Anyways, the project: our TreeHacks hack (we built it over 36 hours) is an image-recognition project wrapped into a tour guide application. You take a picture of some landmark around you and it tells you what the landmark is and gives you a history lesson about it. We called it Wanderlust, here’s a demo:
I worked on the top level architecture of everything and then implemented the vision system using OpenCV in Python. We have a few different sources of data and images: first, I wrote a scrapy script to grab landmarks and associated locations and descriptions off of the UNESCO world heritage sites page. The locations were passed to the Panoramio API to get a library of images for each landmark. For different cases, we also went around and took pictures of Stanford and grabbed other images manually and tagged them with our own information.
Then the cool stuff: for each image, we run OpenCV feature detectors (SIFT) and pickle these features into MongoDB along with metadata about the image (location, descriptions). To match an image, we compare the features of the image against the library (almost literally a dot product of each feature in each image), and return the associated metadata, which we serve up to the app through a flask REST API. The front-facing Android app POSTs an image to this API and gets back usable information for a map and history blurb.

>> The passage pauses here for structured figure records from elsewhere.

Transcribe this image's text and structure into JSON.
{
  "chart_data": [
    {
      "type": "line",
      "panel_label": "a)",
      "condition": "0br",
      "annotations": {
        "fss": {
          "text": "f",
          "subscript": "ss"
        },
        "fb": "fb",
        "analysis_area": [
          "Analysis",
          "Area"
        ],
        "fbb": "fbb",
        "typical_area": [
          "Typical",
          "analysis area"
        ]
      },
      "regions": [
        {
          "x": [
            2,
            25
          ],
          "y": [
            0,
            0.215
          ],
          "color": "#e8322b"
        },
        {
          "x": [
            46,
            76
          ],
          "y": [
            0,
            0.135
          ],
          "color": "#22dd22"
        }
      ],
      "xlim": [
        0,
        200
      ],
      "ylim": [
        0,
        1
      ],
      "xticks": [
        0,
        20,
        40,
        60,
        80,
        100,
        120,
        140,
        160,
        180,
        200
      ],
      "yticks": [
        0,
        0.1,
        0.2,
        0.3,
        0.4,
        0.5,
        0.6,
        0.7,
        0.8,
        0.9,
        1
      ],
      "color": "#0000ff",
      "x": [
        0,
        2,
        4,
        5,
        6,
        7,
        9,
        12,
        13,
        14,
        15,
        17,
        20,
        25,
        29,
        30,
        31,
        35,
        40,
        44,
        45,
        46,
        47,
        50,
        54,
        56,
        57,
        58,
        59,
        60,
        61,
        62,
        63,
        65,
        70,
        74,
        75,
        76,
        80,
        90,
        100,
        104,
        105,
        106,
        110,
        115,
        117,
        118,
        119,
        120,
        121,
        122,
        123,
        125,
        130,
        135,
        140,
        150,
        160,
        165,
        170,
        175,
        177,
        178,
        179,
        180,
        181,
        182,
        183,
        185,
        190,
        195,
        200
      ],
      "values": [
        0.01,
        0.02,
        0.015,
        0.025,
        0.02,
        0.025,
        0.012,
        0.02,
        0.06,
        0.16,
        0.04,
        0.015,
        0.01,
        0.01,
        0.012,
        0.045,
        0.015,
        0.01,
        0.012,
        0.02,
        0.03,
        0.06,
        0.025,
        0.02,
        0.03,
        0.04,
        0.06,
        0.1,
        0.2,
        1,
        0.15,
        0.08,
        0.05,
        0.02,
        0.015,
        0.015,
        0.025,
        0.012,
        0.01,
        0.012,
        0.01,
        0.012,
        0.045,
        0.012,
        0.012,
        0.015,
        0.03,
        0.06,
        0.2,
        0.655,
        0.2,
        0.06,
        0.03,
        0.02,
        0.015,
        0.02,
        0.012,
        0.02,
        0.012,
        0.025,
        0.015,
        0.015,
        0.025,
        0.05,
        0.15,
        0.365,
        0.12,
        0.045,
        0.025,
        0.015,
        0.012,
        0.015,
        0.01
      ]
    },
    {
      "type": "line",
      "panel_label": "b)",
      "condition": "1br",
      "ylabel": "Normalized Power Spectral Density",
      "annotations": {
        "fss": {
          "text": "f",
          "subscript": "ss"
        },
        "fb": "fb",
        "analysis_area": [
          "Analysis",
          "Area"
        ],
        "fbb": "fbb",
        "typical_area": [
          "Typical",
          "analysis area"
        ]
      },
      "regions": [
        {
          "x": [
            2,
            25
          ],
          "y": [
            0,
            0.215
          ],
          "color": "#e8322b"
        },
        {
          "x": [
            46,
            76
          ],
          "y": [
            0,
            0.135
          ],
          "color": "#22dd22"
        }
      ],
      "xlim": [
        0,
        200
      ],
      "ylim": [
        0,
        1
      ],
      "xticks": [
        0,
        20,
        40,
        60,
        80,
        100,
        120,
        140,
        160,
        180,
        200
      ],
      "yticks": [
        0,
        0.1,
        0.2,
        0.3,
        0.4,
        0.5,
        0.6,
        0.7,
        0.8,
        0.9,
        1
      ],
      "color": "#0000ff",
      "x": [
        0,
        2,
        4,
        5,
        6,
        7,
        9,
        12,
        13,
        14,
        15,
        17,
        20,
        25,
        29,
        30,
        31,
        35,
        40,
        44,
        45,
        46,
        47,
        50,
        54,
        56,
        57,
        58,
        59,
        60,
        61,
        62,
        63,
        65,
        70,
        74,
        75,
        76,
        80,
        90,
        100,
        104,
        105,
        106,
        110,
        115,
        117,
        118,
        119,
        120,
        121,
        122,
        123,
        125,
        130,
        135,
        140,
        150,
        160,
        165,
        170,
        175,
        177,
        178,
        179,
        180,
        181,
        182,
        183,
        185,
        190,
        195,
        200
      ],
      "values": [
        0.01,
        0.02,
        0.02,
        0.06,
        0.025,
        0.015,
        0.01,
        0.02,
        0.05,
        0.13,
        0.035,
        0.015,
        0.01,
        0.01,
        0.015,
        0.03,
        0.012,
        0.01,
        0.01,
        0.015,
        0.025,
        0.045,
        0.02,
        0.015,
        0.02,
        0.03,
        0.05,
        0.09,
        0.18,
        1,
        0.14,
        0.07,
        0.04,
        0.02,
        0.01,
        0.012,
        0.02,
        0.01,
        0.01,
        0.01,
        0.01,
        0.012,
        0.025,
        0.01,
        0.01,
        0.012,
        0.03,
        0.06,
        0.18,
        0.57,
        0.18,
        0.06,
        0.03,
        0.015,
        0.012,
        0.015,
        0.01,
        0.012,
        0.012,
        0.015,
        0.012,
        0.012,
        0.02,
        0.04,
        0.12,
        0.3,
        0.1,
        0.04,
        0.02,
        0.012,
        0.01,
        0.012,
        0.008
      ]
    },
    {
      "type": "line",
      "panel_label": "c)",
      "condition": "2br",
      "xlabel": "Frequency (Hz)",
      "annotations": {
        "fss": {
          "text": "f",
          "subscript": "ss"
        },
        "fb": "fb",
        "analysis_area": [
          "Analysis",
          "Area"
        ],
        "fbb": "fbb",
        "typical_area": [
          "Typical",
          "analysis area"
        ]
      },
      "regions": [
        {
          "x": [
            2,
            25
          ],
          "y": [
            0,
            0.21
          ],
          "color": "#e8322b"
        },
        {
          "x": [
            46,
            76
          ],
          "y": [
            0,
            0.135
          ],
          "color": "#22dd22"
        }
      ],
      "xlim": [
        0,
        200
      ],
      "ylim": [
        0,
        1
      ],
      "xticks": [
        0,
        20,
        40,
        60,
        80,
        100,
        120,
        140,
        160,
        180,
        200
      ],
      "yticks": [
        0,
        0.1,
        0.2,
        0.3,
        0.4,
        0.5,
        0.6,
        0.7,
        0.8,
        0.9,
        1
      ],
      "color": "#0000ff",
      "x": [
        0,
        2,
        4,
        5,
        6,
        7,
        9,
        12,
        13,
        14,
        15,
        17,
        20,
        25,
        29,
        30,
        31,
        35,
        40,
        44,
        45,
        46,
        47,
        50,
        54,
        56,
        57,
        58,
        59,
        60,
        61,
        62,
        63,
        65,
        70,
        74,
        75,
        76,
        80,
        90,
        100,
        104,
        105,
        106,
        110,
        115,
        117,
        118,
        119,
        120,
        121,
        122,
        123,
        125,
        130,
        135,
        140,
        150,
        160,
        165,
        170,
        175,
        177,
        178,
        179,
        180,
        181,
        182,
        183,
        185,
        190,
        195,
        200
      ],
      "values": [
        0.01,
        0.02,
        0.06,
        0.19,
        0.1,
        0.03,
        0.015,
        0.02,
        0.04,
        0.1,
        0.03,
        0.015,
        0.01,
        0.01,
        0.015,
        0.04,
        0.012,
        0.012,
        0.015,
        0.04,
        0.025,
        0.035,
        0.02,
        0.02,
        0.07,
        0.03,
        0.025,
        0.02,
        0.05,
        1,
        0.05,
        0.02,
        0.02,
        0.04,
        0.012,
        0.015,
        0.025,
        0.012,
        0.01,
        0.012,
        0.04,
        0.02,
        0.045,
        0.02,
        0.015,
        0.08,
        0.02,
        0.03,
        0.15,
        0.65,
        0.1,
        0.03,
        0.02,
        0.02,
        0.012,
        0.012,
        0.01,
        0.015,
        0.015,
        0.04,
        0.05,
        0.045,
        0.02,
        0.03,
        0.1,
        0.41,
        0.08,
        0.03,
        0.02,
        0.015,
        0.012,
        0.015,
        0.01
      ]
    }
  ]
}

The android app remains unpublished but the REST api is directly accessible through the website, (click through to /wonders/ and try uploading a picture of the Taj Mahal!). For demoing our app, the dataset is small (~200 images) so that it runs in reasonable time, but it scales linearly to whatever size of library we would want. The quality of the image matching is far from perfect; if realtime was not an issue, this would be improved as well.
Moving forward, we got some useful feedback and had some thoughts that would make this viable:
we could easily filter for images by a rough idea of your location. Actually, because we’re using MongoDB (which supports queries by geolocation) and we already have location data, this would be almost trivial to implement. This means we could have millions of images condensed into features and stuffed into MongoDB, but only have to search through on the order of hundreds to actually match an image.
cheat. Instead of the very best matching image, present a few of the best matches and let the user choose which they want to learn more about.
moving to PCA-SIFT or some other feature descriptor algorithm might improve the vision system accuracy itself
Fun times! Looking forward to many more image recognition projects in the future.